Lors d’un appel téléphonique avec le ministre israélien des Affaires étrangères, Israël Katz, son homologue japonaise, Kamikawa Yoko, a déclaré que Tokyo souhaitait un « cessez-le-feu immédiat » à Gaza. Elle a ajouté que les décisions de la CIJ sont contraignantes en vertu du droit international et doivent être « observées de bonne foi ».
Le président français Emmanuel Macron s’est dit « indigné » par les frappes.
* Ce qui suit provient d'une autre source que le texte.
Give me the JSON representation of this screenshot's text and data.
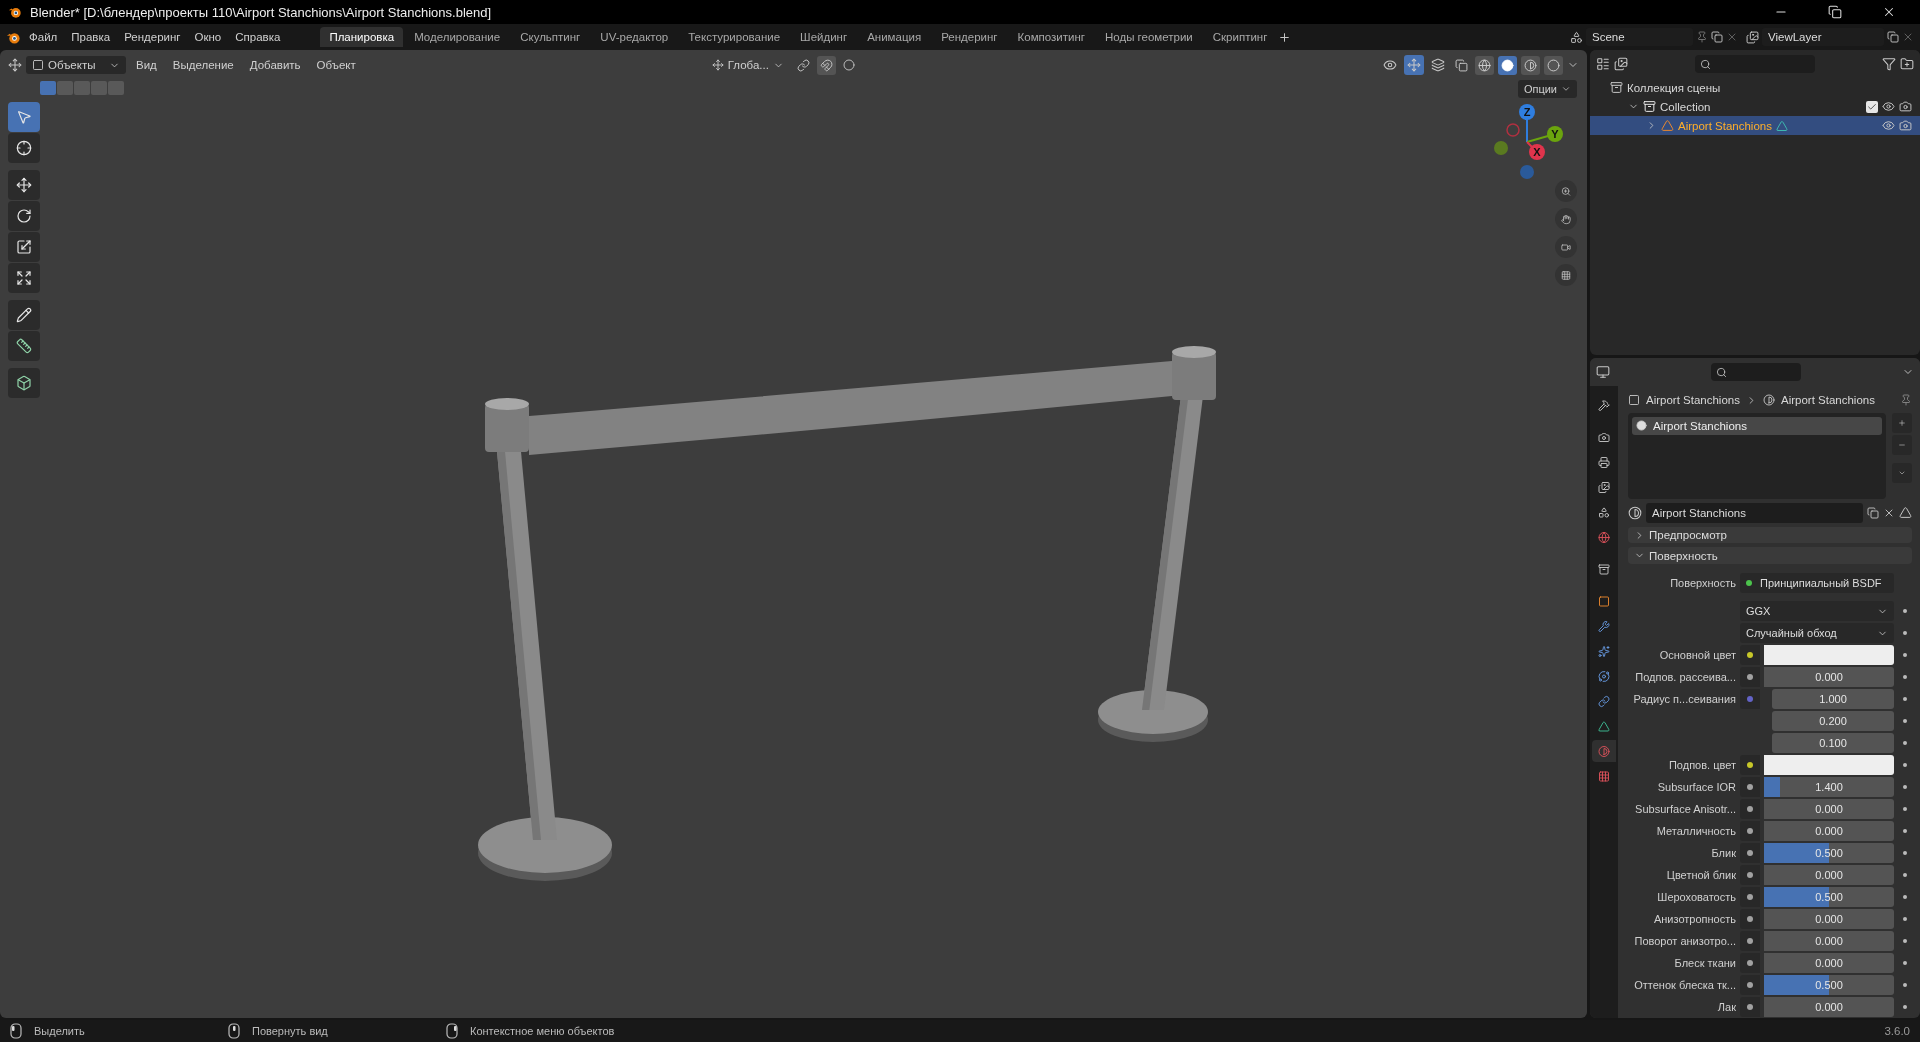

De même, Josep Borrell, responsable de la politique étrangère de l’Union européenne, les a qualifiées d’« horribles ».
Dans un post sur X, Francesca Albanese, la rapporteuse spéciale de l’ONU sur les droits de l’homme dans le territoire palestinien a écrit : « Le #GazaGenocide ne se terminera pas facilement sans pressions extérieures : Israël doit faire face à des sanctions, à la justice, à la suspension d’accords, de relations commerciales, de partenariats et d’investissements, ainsi qu’à la participation à des forums internationaux. »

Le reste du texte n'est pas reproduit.